Osimertinib in Resected EGFR-Mutated Non–Small-Cell Lung Cancer

In a recent publication in the New England Journal of Medicine, investigators tested the efficacy and safety of osimertinib in the adjuvant setting for EGFR mutated non-small cell lung cancer. The study was a double-blind, phase 3 clinical trial, which randomly assigned patients with completely resected EGFR mutated non-small cell lung cancer in a one-to-one fashion to either 80 mg daily osimertinib or placebo. Patients were treated for up to 3 years. The primary endpoint was disease free survival, in patients with stage II to stage IIIa disease. The secondary endpoints included overall survival, safety, and disease-free survival in the overall population of patients with stage Ib to stage IIIa disease. 682 patients were randomized. The osimertinib arm included 339 patients while the placebo group had 343 patients.
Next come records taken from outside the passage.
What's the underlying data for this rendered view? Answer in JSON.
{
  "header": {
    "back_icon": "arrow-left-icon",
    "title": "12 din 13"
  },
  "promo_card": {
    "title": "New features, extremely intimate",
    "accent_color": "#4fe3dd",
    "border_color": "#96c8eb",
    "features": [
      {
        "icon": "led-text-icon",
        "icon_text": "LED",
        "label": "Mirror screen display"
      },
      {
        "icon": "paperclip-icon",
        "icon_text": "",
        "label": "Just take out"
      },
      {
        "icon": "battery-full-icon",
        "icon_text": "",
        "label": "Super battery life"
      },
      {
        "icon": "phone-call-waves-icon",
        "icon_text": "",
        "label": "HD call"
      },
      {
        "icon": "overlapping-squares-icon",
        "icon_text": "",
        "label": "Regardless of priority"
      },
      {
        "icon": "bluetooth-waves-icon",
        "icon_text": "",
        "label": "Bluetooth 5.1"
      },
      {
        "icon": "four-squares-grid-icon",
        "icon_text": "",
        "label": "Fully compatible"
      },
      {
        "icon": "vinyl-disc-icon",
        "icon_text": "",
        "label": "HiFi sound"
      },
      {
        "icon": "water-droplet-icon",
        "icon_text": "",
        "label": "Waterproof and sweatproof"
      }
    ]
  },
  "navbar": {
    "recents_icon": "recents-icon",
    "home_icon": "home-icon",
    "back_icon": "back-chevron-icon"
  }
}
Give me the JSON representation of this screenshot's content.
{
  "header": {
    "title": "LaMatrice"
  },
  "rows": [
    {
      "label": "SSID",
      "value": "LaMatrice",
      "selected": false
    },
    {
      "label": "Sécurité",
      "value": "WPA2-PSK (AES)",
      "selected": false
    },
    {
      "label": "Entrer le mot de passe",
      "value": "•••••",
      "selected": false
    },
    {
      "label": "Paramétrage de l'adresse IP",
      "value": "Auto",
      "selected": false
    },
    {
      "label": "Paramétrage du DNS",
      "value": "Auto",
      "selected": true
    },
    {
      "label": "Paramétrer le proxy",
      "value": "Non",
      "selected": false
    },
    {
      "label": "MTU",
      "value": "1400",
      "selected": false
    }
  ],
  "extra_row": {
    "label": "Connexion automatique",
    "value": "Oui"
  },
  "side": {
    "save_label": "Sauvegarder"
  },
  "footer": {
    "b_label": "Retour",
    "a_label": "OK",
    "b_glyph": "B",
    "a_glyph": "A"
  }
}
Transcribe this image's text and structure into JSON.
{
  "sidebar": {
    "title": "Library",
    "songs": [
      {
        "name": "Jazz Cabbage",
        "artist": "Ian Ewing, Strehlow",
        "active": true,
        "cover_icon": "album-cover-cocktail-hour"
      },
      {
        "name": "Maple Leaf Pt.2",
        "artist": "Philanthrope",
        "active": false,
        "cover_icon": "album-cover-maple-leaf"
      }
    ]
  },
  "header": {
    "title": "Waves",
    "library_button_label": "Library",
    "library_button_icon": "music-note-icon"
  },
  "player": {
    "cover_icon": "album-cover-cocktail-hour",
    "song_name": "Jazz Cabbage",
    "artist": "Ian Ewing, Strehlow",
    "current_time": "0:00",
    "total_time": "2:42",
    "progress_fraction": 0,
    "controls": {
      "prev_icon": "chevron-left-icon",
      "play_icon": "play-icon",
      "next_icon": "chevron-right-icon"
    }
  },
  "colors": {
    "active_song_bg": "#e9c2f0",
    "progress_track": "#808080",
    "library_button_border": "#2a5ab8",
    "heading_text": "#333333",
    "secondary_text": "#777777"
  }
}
At the 2-year mark, 90% of patients with stage II to stage III disease in the osimertinib arm and 44% of those in the placebo arm were alive and disease-free. The overall hazard ratio for disease recurrence or death was 0.17, p-value < 0.001 , with a confidence interval of 0.11–0.26. In the overall population, 89% in the treatment arm and 52% in the placebo arm were alive and disease-free at 24 months. The overall hazard ratio for disease recurrence or death was 0.20, with a p-value < 0.001 with a confidence interval of 0.14–0.30. At 24 months, 90% of patients in the osimertinib group, and 85% of those in the placebo group were alive and did not have central nervous system disease, with a hazard ratio for disease recurrence or death of 0.18. The investigators concluded that for patients with EGFR mutated stage Ib to stage IIIa non-small cell lung cancer, disease-free survival was significantly longer among those who are treated with osimertinib and placebo.